Stantec’s model integrates global expertise with local presence, enabling them to tailor solutions that meet the nuanced needs of their clientele.
There have been a multitude of consulting firms that have witnessed skyrocketing returns due to a general boom in infrastructure, and Stantec is one of them.
What are their total and 20-year annualized returns
Stantec has annualized returns of 20.8% over the last twenty years. This is nearly triple the TSX Index and more than double the S&P 500.
If you had invested $10,000 into the company 20 years ago, you’d be sitting on $439,000 today.
In comparison, $10,000 in the TSX would be $45,600, while the S&P would be $65,170.
Alimentation Couche-Tard (TSE:ATD)
What the company does
Alimentation Couche-Tard operates a network of convenience stores and fuel retail points under several banners and brands across the globe.
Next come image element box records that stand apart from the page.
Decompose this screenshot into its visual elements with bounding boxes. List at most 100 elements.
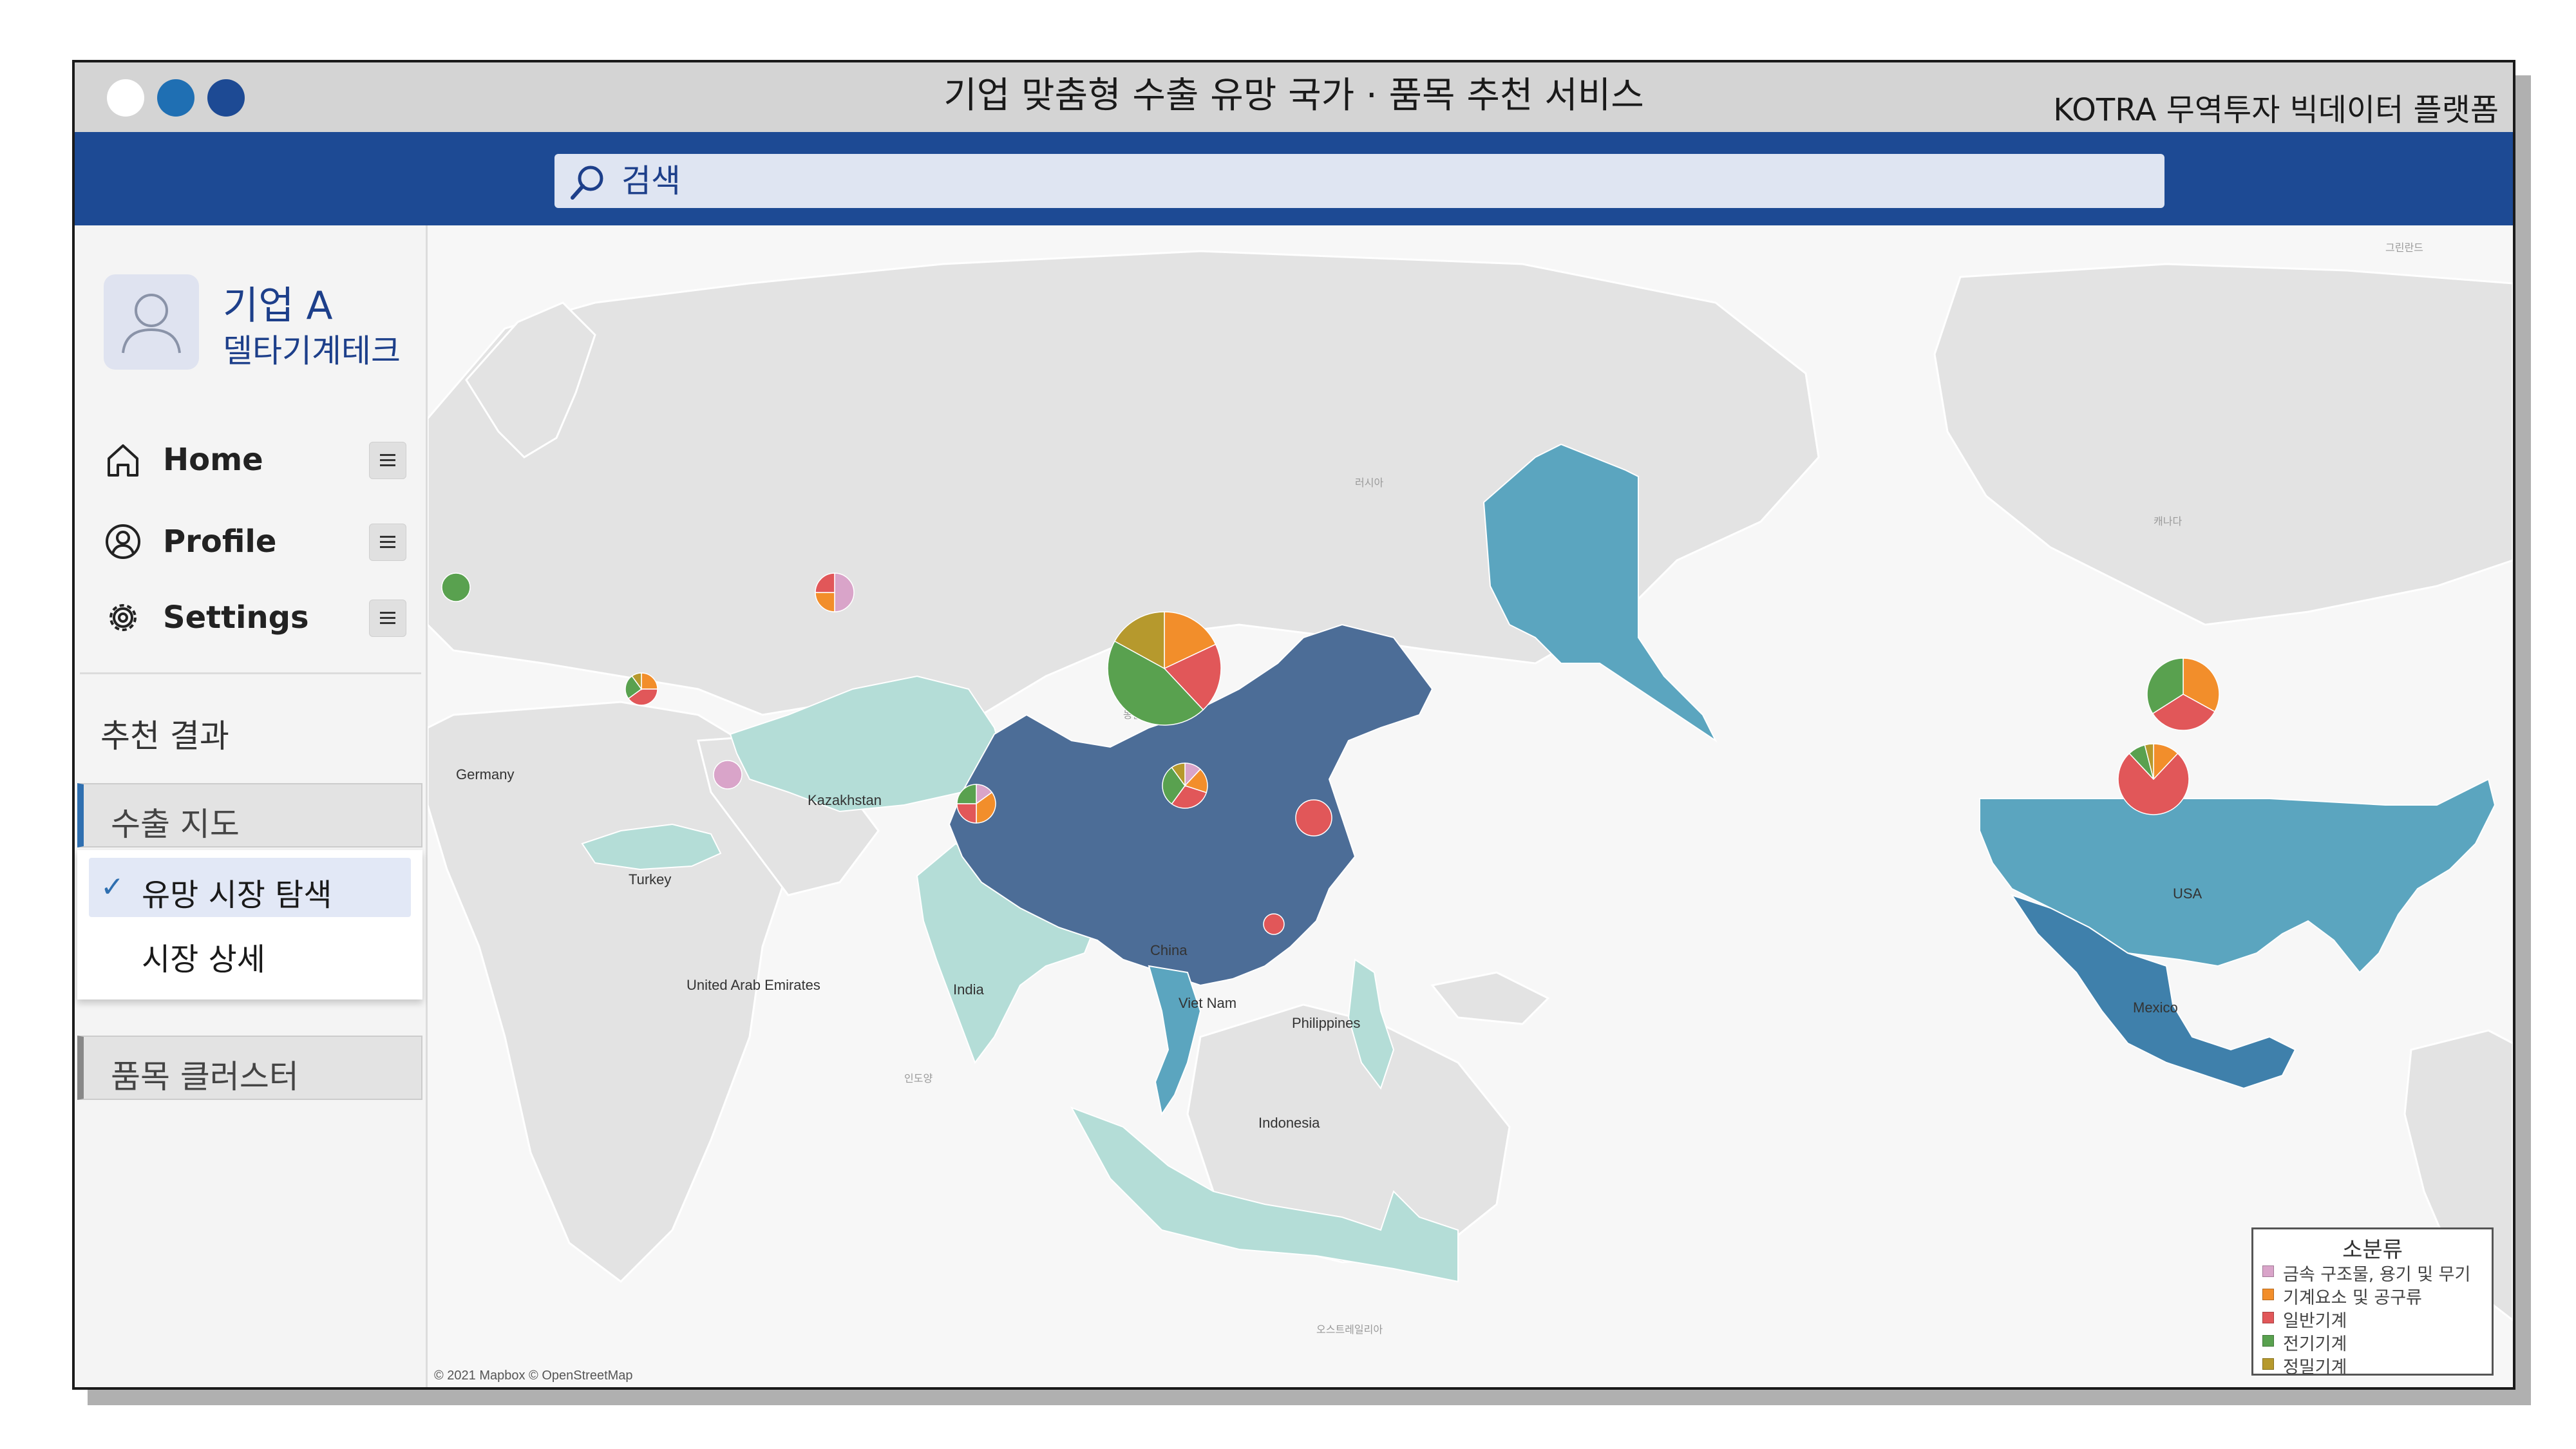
user-circle-icon — [106, 524, 140, 559]
pie-slice-turkey[interactable] — [631, 672, 642, 691]
legend-swatch — [2262, 1265, 2274, 1277]
country-label-usa: USA — [2173, 886, 2202, 902]
sidebar-divider — [80, 672, 421, 674]
geo-label-greenland: 그린란드 — [2385, 242, 2423, 254]
pie-slice-usa[interactable] — [2152, 694, 2216, 731]
app-window: 기업 맞춤형 수출 유망 국가 · 품목 추천 서비스 KOTRA 무역투자 빅… — [72, 60, 2515, 1390]
legend: 소분류 금속 구조물, 용기 및 무기 기계요소 및 공구류 일반기계 전기기계… — [2251, 1227, 2494, 1378]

The company’s establishments primarily offer a range of daily necessities, including food, beverages, and other retail products and services.
Why its succeeded
The company’s success can be attributed to strategic acquisitions, efficient operations, and a focus on convenience and customer service. Through various well-executed integrations, Alimentation Couche-Tard has expanded its footprint, allowing it to benefit from economies of scale and a broadened market reach.
The market is so fragmented that it was able to capture extensive levels of growth over the past two decades.
What are their total and 20-year annualized returns
Couche-Tard has annualized returns of 20.7% over the last twenty years. This is nearly triple the TSX Index and more than double the S&P 500.
If you had invested $10,000 into the company 20 years ago, you’d be sitting on $438,000 today.
In comparison, $10,000 in the TSX would be $45,600, while the S&P would be $65,170.
Descartes Systems Group (TSE)
What the company does
Descartes Systems Group specializes in providing cloud-based logistics and supply chain management solutions.
The company’s offerings are crucial for enabling trade, shipping, and turnkey logistics around the globe. Its Logistics Technology Platform is pivotal to streamlining the operations of logistics-heavy businesses.
Why it has succeeded
The company has consistently delivered innovation at the core of its success. By developing a suite of interoperable web and wireless solutions, Descartes has stayed ahead in the game, meeting the ever-evolving needs of the global commerce landscape.
The firm’s commitment to R&D and customer-oriented services are key differentiators that cemented its leadership status.
As the world becomes more complex, so do supply chains. So it makes perfect sense the company has been rock solid.
What are their total and 20-year annualized returns
Couche-Tard has annualized returns of 18.26% over the last twenty years. This is nearly triple the TSX Index and double the S&P 500.
If you had invested $10,000 into the company 20 years ago, you’d be sitting on $286,600 today.
In comparison, $10,000 in the TSX would be $45,600, while the S&P would be $65,170.